Quanto à inovação, o trabalho presencial é essencial, mas o tempo individual também o é.

O Gensler Research Institute verificou que, mesmo antes da pandemia, nas empresas mais inovadoras os funcionários só trabalhavam no escritório cerca de três dias por semana.

“Os inovadores que passaram um tempo a trabalhar fora do escritório relataram maior satisfação profissional, mais significativo, e com melhores capacidades de gestão. Para os inovadores, o escritório é apenas um dos muitos locais onde o trabalho acontece”, relataram os investigadores.

Como a divisão deverá ser feita depende das tarefas a serem feitas e de como um indivíduo e uma equipa trabalham melhor nessa tarefa, sugeriu Janet Pogue McLaurin, a directora global de investigação no local de trabalho da Gensler. “Sugerir todos os dias da semana pode ser a forma errada de refletir sobre o assunto”.

Para alguns membros da equipa, pode fazer sentido realizar o trabalho de forma remota, e para outros, pode fazer sentido estar no escritório os cinco dias da semana, ou vir apenas em alguns dias ou até mesmo só metade dos dias.
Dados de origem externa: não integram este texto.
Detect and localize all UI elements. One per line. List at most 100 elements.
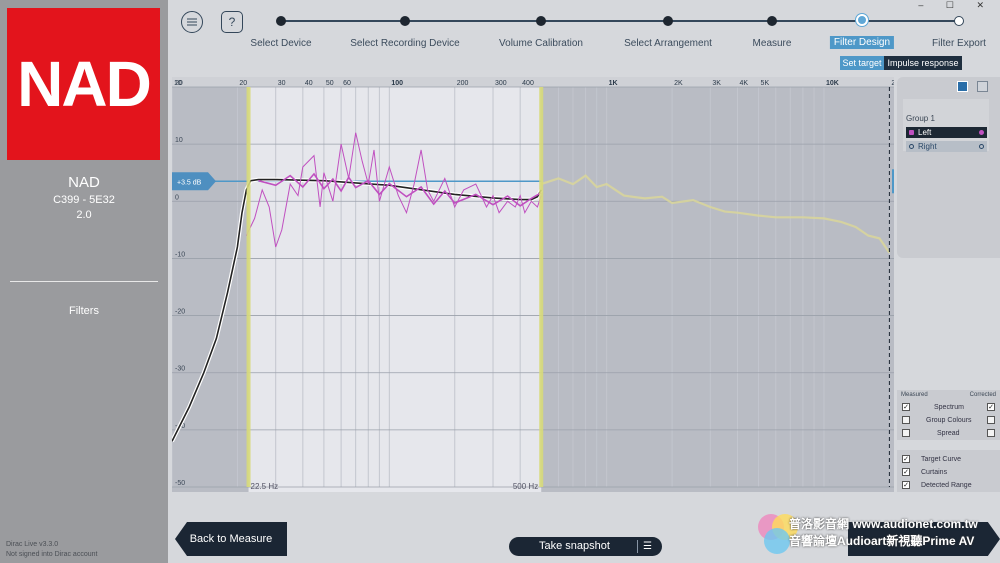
channel-right[interactable]: Right (906, 141, 987, 152)
target-curve-label: Target Curve (921, 456, 962, 463)
logo-text: NAD (17, 48, 152, 120)
watermark-line2: 音響論壇Audioart新視聽Prime AV (789, 534, 975, 548)
x-tick-label: 10K (826, 80, 839, 87)
sidebar-divider (10, 281, 158, 282)
x-tick-label: 10 (174, 80, 182, 87)
high-curtain (541, 77, 894, 492)
target-level-handle[interactable] (172, 172, 216, 191)
detected-range-label: Detected Range (921, 482, 972, 489)
device-name: NAD (68, 174, 100, 191)
left-color-swatch (909, 130, 914, 135)
x-tick-label: 1K (609, 80, 618, 87)
chart-layers-panel: ✓ Target Curve ✓ Curtains ✓ Detected Ran… (897, 450, 1000, 492)
channel-left-label: Left (918, 128, 932, 137)
spectrum-measured-checkbox[interactable]: ✓ (902, 403, 910, 411)
x-tick-label: 200 (457, 80, 469, 87)
y-tick-label: -20 (175, 309, 185, 316)
group-colours-corrected-checkbox[interactable] (987, 416, 995, 424)
step-label[interactable]: Select Device (250, 38, 312, 49)
take-snapshot-button[interactable]: Take snapshot ☰ (509, 537, 662, 556)
channel-left[interactable]: Left (906, 127, 987, 138)
menu-button[interactable] (181, 11, 203, 33)
target-curve-checkbox[interactable]: ✓ (902, 455, 910, 463)
next-button[interactable] (848, 522, 1000, 556)
x-tick-label: 4K (739, 80, 748, 87)
window-controls[interactable]: – ☐ ✕ (918, 0, 994, 10)
step-dot[interactable] (954, 16, 964, 26)
y-tick-label: 20 (175, 80, 183, 87)
step-dot[interactable] (276, 16, 286, 26)
y-tick-label: -10 (175, 251, 185, 258)
step-dot[interactable] (856, 14, 868, 26)
spread-label: Spread (937, 430, 960, 437)
tab-set-target[interactable]: Set target (840, 56, 884, 70)
list-icon[interactable]: ☰ (643, 541, 652, 552)
layout-icon[interactable] (957, 81, 968, 92)
x-tick-label: 400 (522, 80, 534, 87)
step-dot[interactable] (663, 16, 673, 26)
wizard-progress-line (281, 20, 959, 22)
left-toggle-icon[interactable] (979, 130, 984, 135)
x-tick-label: 2K (674, 80, 683, 87)
corrected-header: Corrected (969, 392, 996, 398)
tab-impulse-response[interactable]: Impulse response (884, 56, 962, 70)
target-curve[interactable] (172, 178, 542, 442)
watermark-circle-blue (764, 528, 790, 554)
step-label[interactable]: Filter Design (829, 36, 895, 49)
signin-status: Not signed into Dirac account (6, 551, 98, 558)
help-button[interactable]: ? (221, 11, 243, 33)
channel-right-label: Right (918, 142, 937, 151)
y-tick-label: 0 (175, 194, 179, 201)
x-tick-label: 3K (712, 80, 721, 87)
x-tick-label: 5K (761, 80, 770, 87)
x-tick-label: 30 (278, 80, 286, 87)
low-curtain-label: 22.5 Hz (251, 482, 279, 491)
high-curtain-label: 500 Hz (513, 482, 538, 491)
view-icon[interactable] (977, 81, 988, 92)
nad-logo: NAD (7, 8, 160, 160)
group-title: Group 1 (906, 114, 935, 123)
step-dot[interactable] (400, 16, 410, 26)
x-tick-label: 60 (343, 80, 351, 87)
measured-response-left (245, 132, 542, 248)
watermark: 普洛影音網 www.audionet.com.tw 音響論壇Audioart新視… (758, 512, 1000, 562)
hamburger-icon (187, 18, 197, 26)
x-tick-label: 100 (391, 80, 403, 87)
target-level-label: +3.5 dB (177, 179, 202, 186)
step-dot[interactable] (767, 16, 777, 26)
step-label[interactable]: Filter Export (932, 38, 986, 49)
display-options-panel: Measured Corrected ✓ Spectrum ✓ Group Co… (897, 390, 1000, 440)
right-color-swatch (909, 144, 914, 149)
group-colours-measured-checkbox[interactable] (902, 416, 910, 424)
step-label[interactable]: Select Arrangement (624, 38, 712, 49)
step-dot[interactable] (536, 16, 546, 26)
high-curtain-handle[interactable] (539, 87, 544, 487)
spread-corrected-checkbox[interactable] (987, 429, 995, 437)
y-tick-label: 10 (175, 137, 183, 144)
group-colours-label: Group Colours (926, 417, 972, 424)
right-toggle-icon[interactable] (979, 144, 984, 149)
curtains-label: Curtains (921, 469, 948, 476)
low-curtain (172, 77, 249, 492)
curtains-checkbox[interactable]: ✓ (902, 468, 910, 476)
spread-measured-checkbox[interactable] (902, 429, 910, 437)
low-curtain-handle[interactable] (246, 87, 251, 487)
x-tick-label: 20K (891, 80, 894, 87)
sidebar: NAD NAD C399 - 5E32 2.0 Filters Dirac Li… (0, 0, 168, 563)
spectrum-label: Spectrum (934, 404, 964, 411)
corrected-response (258, 172, 542, 207)
step-label[interactable]: Measure (752, 38, 792, 49)
sidebar-item-filters[interactable]: Filters (69, 305, 99, 317)
x-tick-label: 300 (495, 80, 507, 87)
app-version: Dirac Live v3.3.0 (6, 541, 59, 548)
snapshot-separator (637, 540, 638, 553)
step-label[interactable]: Volume Calibration (499, 38, 583, 49)
back-to-measure-button[interactable]: Back to Measure (175, 522, 287, 556)
measured-response-outside (540, 174, 891, 254)
detected-range-checkbox[interactable]: ✓ (902, 481, 910, 489)
spectrum-corrected-checkbox[interactable]: ✓ (987, 403, 995, 411)
x-axis-band (172, 77, 894, 87)
measured-header: Measured (901, 392, 928, 398)
step-label[interactable]: Select Recording Device (350, 38, 460, 49)
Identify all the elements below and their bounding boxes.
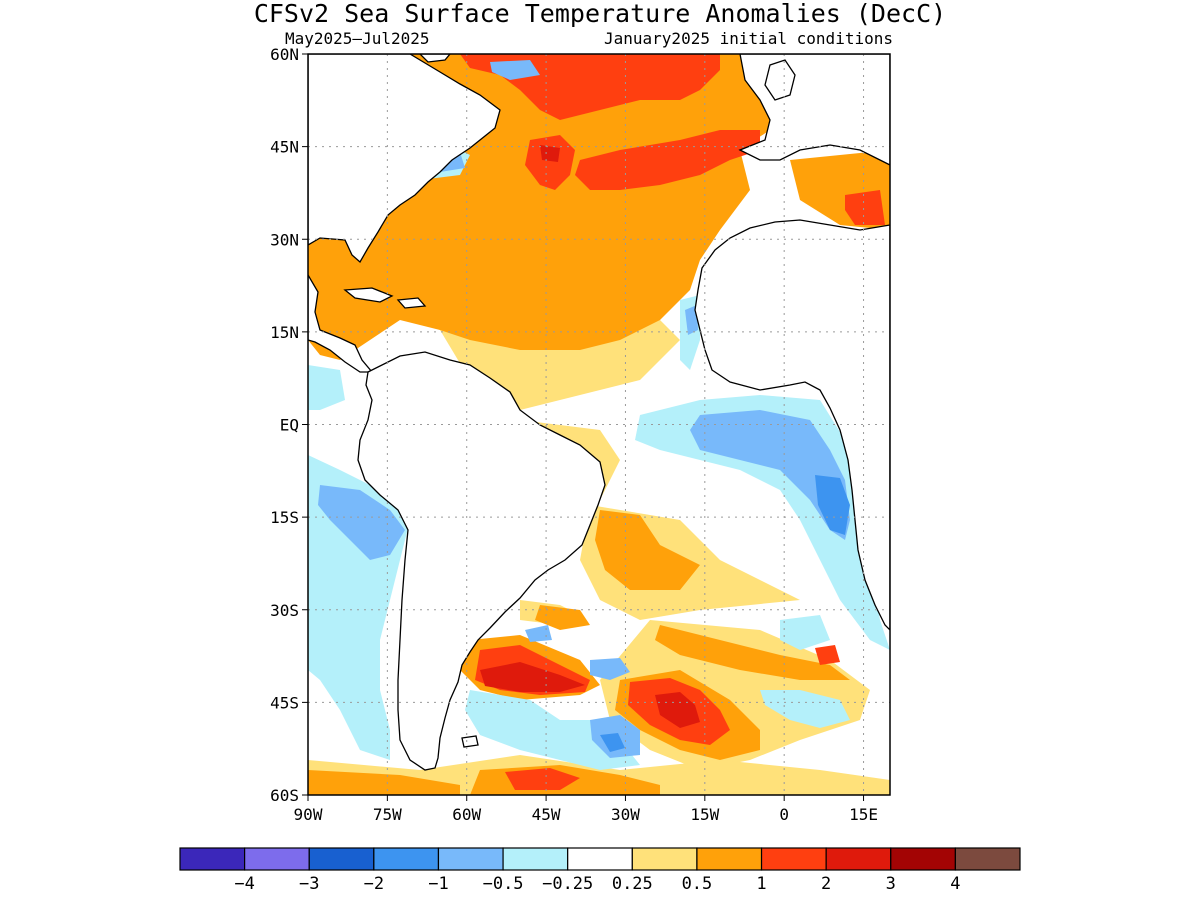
- colorbar-label: −2: [364, 874, 384, 894]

O psicólogo organizacional britânico Craig Knight, que trabalha com os empregadores para melhorar o bem-estar, o empenho e a produtividade no local de trabalho, concorda que um mandato arbitrário, de cima a baixo, não é o ideal.

“As melhores soluções que encontrámos até agora foi quando nos referimos aos empregados que fazem o trabalho em questão. E essas pessoas não são o chefe”, disse Knight.

Ele aconselha os empregadores a consultar primeiro com os empregados sobre quais devem ser os objetivos gerais das suas equipas e da empresa, inclusive esclarecer a quantidade de dias é que as pessoas preferem estar no escritório e em casa.

“Definir os parâmetros”, disse ele.

Mas depois deixe ao critério das equipas individuais a negociação entre si dos horários mais adequados para alcançarem os objetivos estabelecidos.

“Confiem neles para chegar a uma solução viável. Os resultados são quase sempre excelentes”.